Deux sœurs, deux voix, un seul chant, ancré dans les petits trésors populaires des artistes déracinées.
Inspirée par les témoignages des femmes rencontrées lors de sa résidence de l’autre côté de la Méditerranée, à l’Institut français d’Algérie, Nathalie Joly a imaginé un dialogue entre deux sœurs où se mêlent non-dits, rêves ou souvenirs d’exode. Cette création célèbre une lignée de femmes d’exception, téméraires et fières, solaires. Guerrières qui imprègnent nos mémoires et nous donnent force et courage pour marcher dans leurs pas, ces amazones aux différents visages scandent leur flow, langue d’un continent en forme d’aveu intime et d’exutoire. Entre réel et fiction, ce récit chanté en quinze tableaux est celui d’un exil, d’une traversée, d’un retour troublant sur la terre natale.

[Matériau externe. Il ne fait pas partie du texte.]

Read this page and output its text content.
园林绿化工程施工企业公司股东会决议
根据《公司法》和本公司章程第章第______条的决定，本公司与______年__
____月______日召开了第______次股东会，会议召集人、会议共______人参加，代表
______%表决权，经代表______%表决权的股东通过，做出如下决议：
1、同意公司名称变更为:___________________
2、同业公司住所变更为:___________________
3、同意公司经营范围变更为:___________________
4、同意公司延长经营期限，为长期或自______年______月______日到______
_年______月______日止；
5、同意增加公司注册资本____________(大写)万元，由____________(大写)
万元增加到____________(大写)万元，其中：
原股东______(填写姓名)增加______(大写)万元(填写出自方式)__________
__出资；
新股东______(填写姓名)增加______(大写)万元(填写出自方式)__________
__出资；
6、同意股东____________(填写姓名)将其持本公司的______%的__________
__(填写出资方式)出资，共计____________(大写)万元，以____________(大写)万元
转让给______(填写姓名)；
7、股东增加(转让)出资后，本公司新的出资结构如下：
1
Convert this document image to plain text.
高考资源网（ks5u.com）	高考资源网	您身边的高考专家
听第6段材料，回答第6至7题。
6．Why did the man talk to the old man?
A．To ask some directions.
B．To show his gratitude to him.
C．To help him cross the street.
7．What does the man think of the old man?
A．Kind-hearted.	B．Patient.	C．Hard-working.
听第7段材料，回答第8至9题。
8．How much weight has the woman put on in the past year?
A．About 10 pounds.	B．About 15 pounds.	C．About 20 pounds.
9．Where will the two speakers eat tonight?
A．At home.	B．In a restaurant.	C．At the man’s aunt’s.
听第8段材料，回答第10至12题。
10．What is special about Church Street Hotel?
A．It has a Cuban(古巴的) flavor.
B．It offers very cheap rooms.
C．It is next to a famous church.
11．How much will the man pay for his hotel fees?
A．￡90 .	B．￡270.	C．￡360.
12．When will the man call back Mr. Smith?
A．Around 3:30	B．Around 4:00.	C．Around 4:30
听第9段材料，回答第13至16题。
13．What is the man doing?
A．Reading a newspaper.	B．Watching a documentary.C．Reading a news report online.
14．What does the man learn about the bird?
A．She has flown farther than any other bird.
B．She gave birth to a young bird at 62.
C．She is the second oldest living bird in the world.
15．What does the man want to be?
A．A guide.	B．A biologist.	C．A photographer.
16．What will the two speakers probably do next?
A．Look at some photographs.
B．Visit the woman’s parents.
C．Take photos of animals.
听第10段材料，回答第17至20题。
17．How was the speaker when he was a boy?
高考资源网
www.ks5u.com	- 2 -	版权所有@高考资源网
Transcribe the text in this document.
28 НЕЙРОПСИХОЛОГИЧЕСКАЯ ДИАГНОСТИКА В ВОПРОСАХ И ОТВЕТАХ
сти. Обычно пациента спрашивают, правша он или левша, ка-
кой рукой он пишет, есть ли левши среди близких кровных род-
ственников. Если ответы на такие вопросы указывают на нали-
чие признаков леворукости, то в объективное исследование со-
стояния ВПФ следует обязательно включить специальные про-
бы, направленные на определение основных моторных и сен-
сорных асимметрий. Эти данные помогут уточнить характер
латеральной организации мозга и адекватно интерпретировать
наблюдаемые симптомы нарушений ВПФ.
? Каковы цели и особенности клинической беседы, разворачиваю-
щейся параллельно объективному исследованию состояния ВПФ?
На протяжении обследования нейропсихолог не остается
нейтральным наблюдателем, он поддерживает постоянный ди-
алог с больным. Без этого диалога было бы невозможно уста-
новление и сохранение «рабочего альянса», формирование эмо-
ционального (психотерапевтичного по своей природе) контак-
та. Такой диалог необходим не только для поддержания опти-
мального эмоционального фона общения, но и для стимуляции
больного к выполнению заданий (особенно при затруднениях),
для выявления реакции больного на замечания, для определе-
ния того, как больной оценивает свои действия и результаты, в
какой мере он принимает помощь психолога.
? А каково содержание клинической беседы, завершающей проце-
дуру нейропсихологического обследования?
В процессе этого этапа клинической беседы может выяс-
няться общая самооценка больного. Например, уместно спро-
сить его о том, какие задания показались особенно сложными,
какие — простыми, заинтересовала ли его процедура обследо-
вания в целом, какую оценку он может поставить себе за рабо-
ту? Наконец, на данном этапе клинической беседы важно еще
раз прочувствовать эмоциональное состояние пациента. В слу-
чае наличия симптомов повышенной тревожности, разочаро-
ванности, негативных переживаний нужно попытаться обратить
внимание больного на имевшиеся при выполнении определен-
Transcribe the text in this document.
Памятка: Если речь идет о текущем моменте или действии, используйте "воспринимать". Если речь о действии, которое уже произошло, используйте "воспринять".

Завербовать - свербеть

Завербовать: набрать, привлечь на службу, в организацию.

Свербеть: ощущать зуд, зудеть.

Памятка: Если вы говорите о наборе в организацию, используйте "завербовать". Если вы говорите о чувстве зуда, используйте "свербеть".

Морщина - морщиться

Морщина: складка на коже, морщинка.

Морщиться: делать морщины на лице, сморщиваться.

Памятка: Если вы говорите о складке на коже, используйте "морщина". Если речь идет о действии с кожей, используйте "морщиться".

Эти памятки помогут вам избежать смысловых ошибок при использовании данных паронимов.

Notre avis : L’invitation à ce voyage s’avère délicieuse, tant il est synonyme d’émotions, de découvertes, de tendresse. Mêlant avec art divers souvenirs, tant personnels que provenant de femmes d’origines diverses, Nathalie Joly, ambassadrice des chanteuses-diseuses, a concocté un spectacle tout en finesse qui distille un charme tenace. Ce charme repose sur la belle complicité, tant vocale (deux voix chantées qui se marient avec grâce) que physique, qu’elle partage avec sa sœur Valérie. Leur jeu subtil, sous le regard que l’on imagine bienveillant, mais sans concession, du metteur en scène Simon Abkarian, donne vie à chacune des évocations et provoque l’empathie sans même y penser. Le tout est renforcé par la présence discrète et indispensable du musicien Thierry Roques. Les anecdotes, que l’on tente de parler le pataouète ou de donner la recette idéale du creponnet, se transforment en autant de moments de théâtre qui attisent la curiosité et provoquent un regard attendri. En effet, ils évoquent un passé plus ou moins révolu qui revit ici avec une jolie vitalité. Il va de soi que l’écrin que représente la petite salle du Théâtre de l’Epée de Bois renforce la connivence avec un public – pour le coup restreint puisque circonscrit à quelques professionnels – qui se laisse entraîner, séduit par les couleurs des lumières, des tissus utilisés çà et là. Et ces deux petites robes enfantines suspendues en fond de scène… L’enfance et ses réminiscences qu’elles suggèrent ne sont jamais loin dans ces parcours féminins qui se croisent, se mélangent, s’harmonisent. Il ne reste plus qu’à souhaiter que les mesures sanitaires permettent enfin à un large public de découvrir ce spectacle, qui peut être un excellent pont pour retrouver les sensations idéales que procure le vrai frisson théâtral.